Les trois chercheurs de l'université de Manchester qui ont développé et breveté le détecteur automatique de mensonge au cur du projet, baptisé " Silent Talker ", assurent pourtant qu'il " présente un taux de précision de 75 % à 85 % ". En recourant à l'intelligence artificielle, l'outil est censé recenser les microgestes du corps, les classer, puis dresser un profil type à la vitesse de l'éclair.
Aux Etats-Unis, des recherches sur un produit similaire, une borne fixe surnommée Avatar (pour Automated Virtual Agent for Truth Assessments in Real-Time), ont abouti à un taux de précision de 65 % à 68 % quand, souligne une enquête canadienne de 2018, le taux de précision d'un humain atteint 45 % pour des non-initiés et 65 % pour des " professionnels ". Des résultats jugés insuffisants pour le gouvernement américain, qui indique au Monde avoir interrompu son soutien à Avatar en 2014 et ne pas y recourir actuellement.

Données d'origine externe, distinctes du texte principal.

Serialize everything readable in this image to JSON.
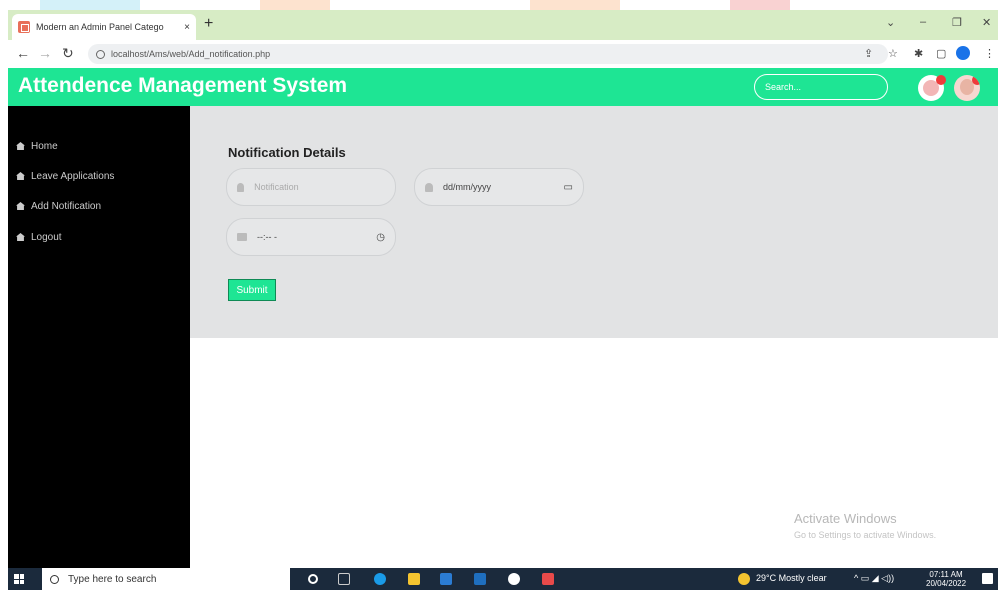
{
  "browser": {
    "tab_title": "Modern an Admin Panel Catego",
    "tab_close": "×",
    "new_tab": "+",
    "url": "localhost/Ams/web/Add_notification.php",
    "win_min": "–",
    "win_max": "❐",
    "win_close": "✕",
    "win_chevron": "⌄"
  },
  "app": {
    "title": "Attendence Management System",
    "search_placeholder": "Search..."
  },
  "sidebar": {
    "items": [
      {
        "label": "Home"
      },
      {
        "label": "Leave Applications"
      },
      {
        "label": "Add Notification"
      },
      {
        "label": "Logout"
      }
    ]
  },
  "form": {
    "title": "Notification Details",
    "notification_placeholder": "Notification",
    "date_placeholder": "dd/mm/yyyy",
    "time_placeholder": "--:-- -",
    "submit_label": "Submit"
  },
  "watermark": {
    "title": "Activate Windows",
    "subtitle": "Go to Settings to activate Windows."
  },
  "taskbar": {
    "search_text": "Type here to search",
    "weather": "29°C  Mostly clear",
    "time": "07:11 AM",
    "date": "20/04/2022"
  },
  "colors": {
    "accent": "#1ee594",
    "sidebar_bg": "#000000",
    "content_bg": "#e2e3e4",
    "tab_bar_bg": "#d7ecc5"
  }
}
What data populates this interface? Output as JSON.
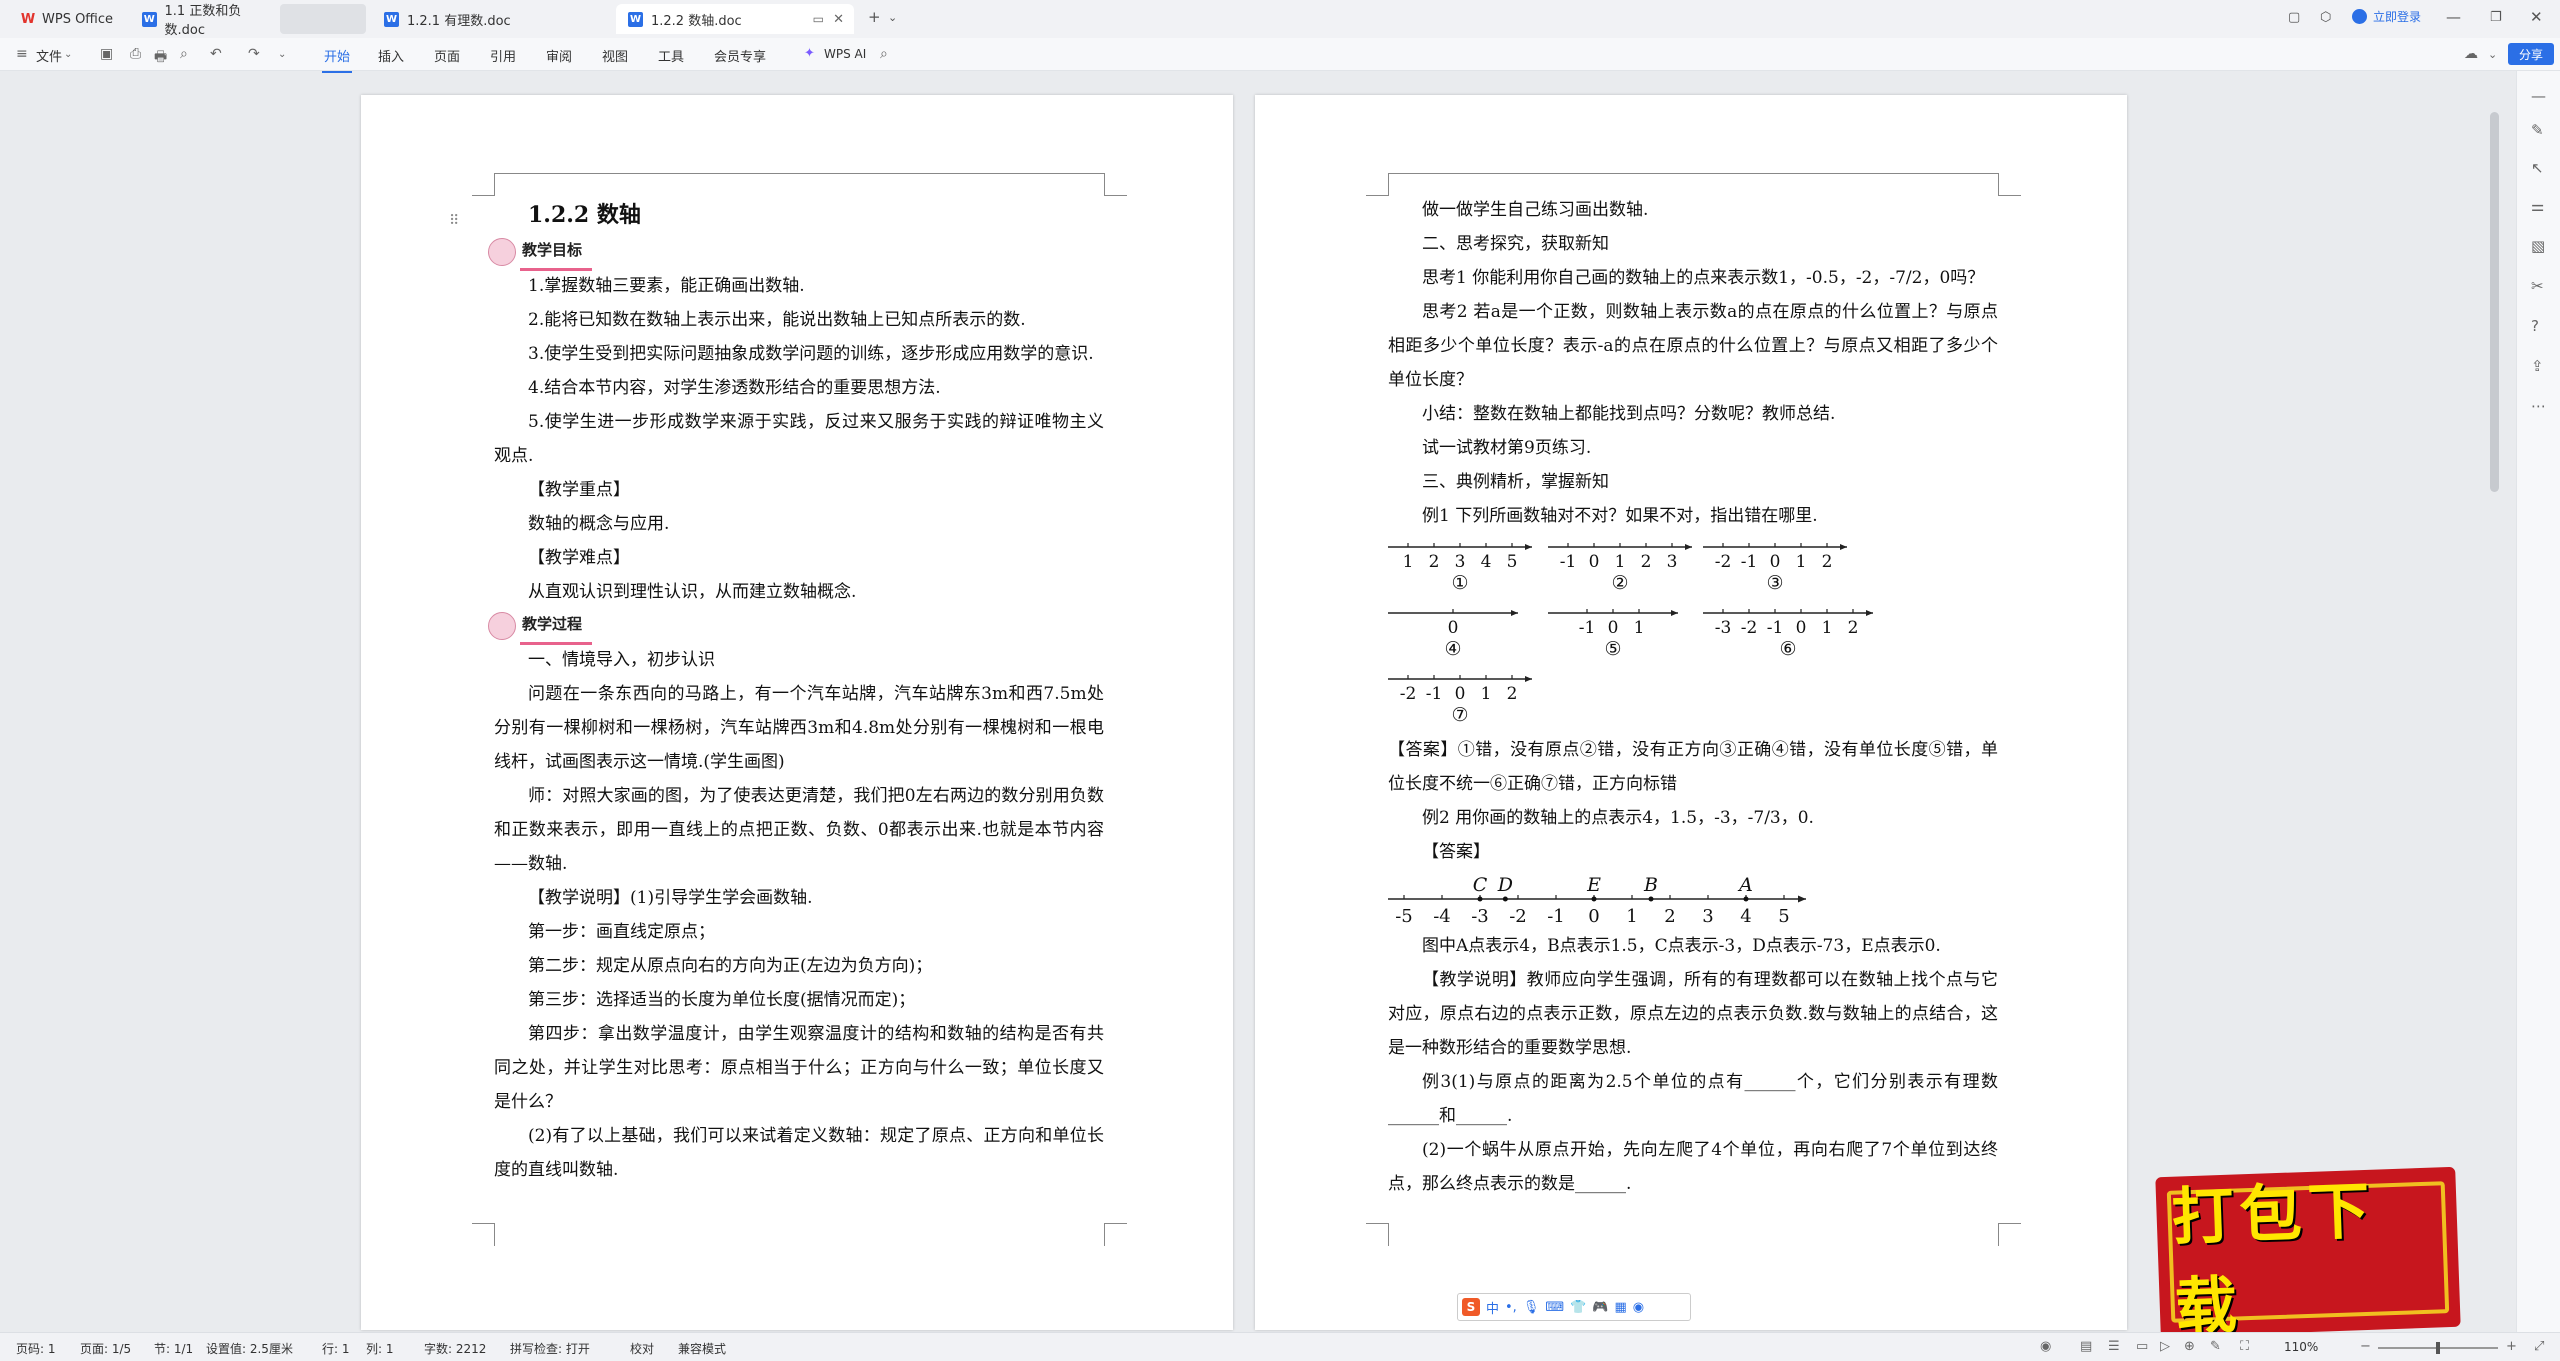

Après plusieurs alertes d'ONG de défense des droits numériques, comme Homo Digitalis, des eurodéputés néerlandais ont choisi d'interpeller la Commission européenne. " iBorder, c'est effrayant comme projet. Ça fait partie de cette poussée générale pour la surveillance de masse ", s'inquiète l'eurodéputée libérale Sophie In 't Veld. La Commission a rétorqué au début de l'année que seuls des volontaires avaient participé au projet, que leur consentement avait été demandé et que tous les tests étaient restés fictifs. Pour elle, les valeurs de l'UE étaient bel et bien respectées. Un rapport final est désormais attendu dans " au plus tôt six mois ".
iBorderCtrl sera-t-il ensuite généralisé ? Le coordinateur du projet, George Boultadakis, a refusé de répondre à nos questions. L'entreprise qui développe le détecteur de mensonge, Silent Talker Ltd, a, quant à elle, affirmé avoir résolu les problèmes de mise à l'échelle et de sécurité des données nécessaires à une généralisation. " Toutefois, ce n'est pas à nous de nous prononcer sur l'avenir du projet. " Du côté de la Commission, on reste réservé : " Tous les projets de recherche ne conduisent pas au développement de technologies avec des applications dans le monde réel. (…) C'est aux Etats membres de décider ", précise un porte-parole de l'institution. En l'état, une proposition législative destinée à introduire une nouvelle base juridique serait dans tous les cas nécessaire à la généralisation d'un tel projet.